LOL! Really? That's a funny coincidence. I wonder if she knows? *giggling*

Shonna on 02/13/2012

There's a silly irony in the choice of song sung to the queen by the kiddos...When asked how he came about the voice of Dr. Frankenfurter, Tim Curry said, "it's a mix of my mother and the Queen." his mum was thrilled, no report on how the Queen felt about it ;) This is from an old NPR interview with him.

JoHarrington on 02/06/2012

Thank you, Kate. You have just encapsulated in a nutshell my exact thoughts on the matter.

It's a little like standing in front of an historic building in danger of demolition. Only this time, the bricks and mortar are living people. It doesn't mesh with my politics at all, but my historian senses are tingling!

JoHarrington on 02/06/2012

I think it's such a strange position for anyone to be in. Being born into a position that relies on a parent's death for promotion. It's cruel in a way.
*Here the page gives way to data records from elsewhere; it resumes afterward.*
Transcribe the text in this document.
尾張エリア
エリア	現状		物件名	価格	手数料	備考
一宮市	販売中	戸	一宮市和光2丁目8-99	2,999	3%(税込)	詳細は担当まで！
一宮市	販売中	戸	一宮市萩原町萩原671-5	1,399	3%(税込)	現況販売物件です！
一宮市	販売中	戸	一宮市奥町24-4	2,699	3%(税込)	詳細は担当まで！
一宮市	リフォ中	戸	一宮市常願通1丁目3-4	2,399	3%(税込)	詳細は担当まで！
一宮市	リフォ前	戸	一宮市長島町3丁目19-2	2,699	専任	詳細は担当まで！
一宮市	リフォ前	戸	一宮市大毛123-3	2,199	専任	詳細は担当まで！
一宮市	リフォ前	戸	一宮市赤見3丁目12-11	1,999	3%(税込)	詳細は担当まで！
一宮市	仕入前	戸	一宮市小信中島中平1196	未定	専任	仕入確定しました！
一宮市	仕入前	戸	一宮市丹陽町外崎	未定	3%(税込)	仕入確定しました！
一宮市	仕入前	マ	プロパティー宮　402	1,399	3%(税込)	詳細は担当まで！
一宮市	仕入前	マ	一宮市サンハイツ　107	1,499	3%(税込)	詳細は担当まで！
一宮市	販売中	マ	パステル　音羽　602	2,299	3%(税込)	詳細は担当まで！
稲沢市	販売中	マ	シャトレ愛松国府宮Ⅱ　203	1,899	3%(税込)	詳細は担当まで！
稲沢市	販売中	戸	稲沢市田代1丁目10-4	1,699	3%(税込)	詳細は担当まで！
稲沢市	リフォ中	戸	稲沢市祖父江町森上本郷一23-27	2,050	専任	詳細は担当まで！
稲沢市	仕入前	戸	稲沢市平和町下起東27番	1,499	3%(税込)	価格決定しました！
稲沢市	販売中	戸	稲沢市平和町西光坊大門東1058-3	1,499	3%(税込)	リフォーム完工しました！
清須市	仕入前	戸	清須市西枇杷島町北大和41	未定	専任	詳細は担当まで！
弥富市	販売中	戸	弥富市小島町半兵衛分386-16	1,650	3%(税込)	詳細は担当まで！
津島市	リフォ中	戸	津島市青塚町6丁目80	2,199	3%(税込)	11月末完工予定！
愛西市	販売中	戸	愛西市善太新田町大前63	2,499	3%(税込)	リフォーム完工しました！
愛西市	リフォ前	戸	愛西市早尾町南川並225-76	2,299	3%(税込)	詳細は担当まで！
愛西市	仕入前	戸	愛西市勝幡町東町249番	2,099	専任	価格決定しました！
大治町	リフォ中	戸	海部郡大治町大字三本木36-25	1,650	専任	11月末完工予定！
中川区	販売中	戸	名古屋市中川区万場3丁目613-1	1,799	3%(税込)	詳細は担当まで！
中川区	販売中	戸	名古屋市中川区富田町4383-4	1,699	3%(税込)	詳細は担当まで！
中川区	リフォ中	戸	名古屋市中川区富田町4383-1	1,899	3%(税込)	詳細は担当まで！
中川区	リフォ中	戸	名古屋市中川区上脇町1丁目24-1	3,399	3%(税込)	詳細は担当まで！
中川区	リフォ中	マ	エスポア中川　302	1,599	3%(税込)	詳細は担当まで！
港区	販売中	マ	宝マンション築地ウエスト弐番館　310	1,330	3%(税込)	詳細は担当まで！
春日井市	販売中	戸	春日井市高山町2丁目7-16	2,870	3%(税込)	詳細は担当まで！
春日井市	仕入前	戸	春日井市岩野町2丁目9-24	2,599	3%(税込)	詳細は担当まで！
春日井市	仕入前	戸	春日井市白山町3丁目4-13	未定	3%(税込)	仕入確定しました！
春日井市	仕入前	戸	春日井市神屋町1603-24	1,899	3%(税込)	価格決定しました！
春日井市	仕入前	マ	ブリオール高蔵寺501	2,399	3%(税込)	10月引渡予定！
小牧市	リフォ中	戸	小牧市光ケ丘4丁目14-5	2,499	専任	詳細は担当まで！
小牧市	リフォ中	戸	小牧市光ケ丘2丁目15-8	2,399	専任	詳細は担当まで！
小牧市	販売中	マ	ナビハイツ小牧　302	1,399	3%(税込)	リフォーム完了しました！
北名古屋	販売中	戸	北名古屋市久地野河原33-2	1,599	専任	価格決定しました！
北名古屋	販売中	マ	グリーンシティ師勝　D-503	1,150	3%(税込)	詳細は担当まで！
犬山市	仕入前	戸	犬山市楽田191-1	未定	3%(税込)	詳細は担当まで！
I love the whole history aspect of it. The fact that you could know for certain so much about your ancestors fills me with joy.

Is the royal family value for money? I keep seeing figures that suggest they're great for the economy, but I'm not convinced about how independent or objective those figures are.

Politically, I'm completely at odds of the idea of an hereditary ruler.

I don't mind Charles too much though. He seemed like he could have been an old hippy, if he'd just been born into a lower class!

TerriRexson on 02/06/2012

While I think she's done a reasonable job, I'm not convinced of the role of the monarchy in modern Britain. I'm not hugely opposed to it, until Charles gets the throne, now that's a scary thought.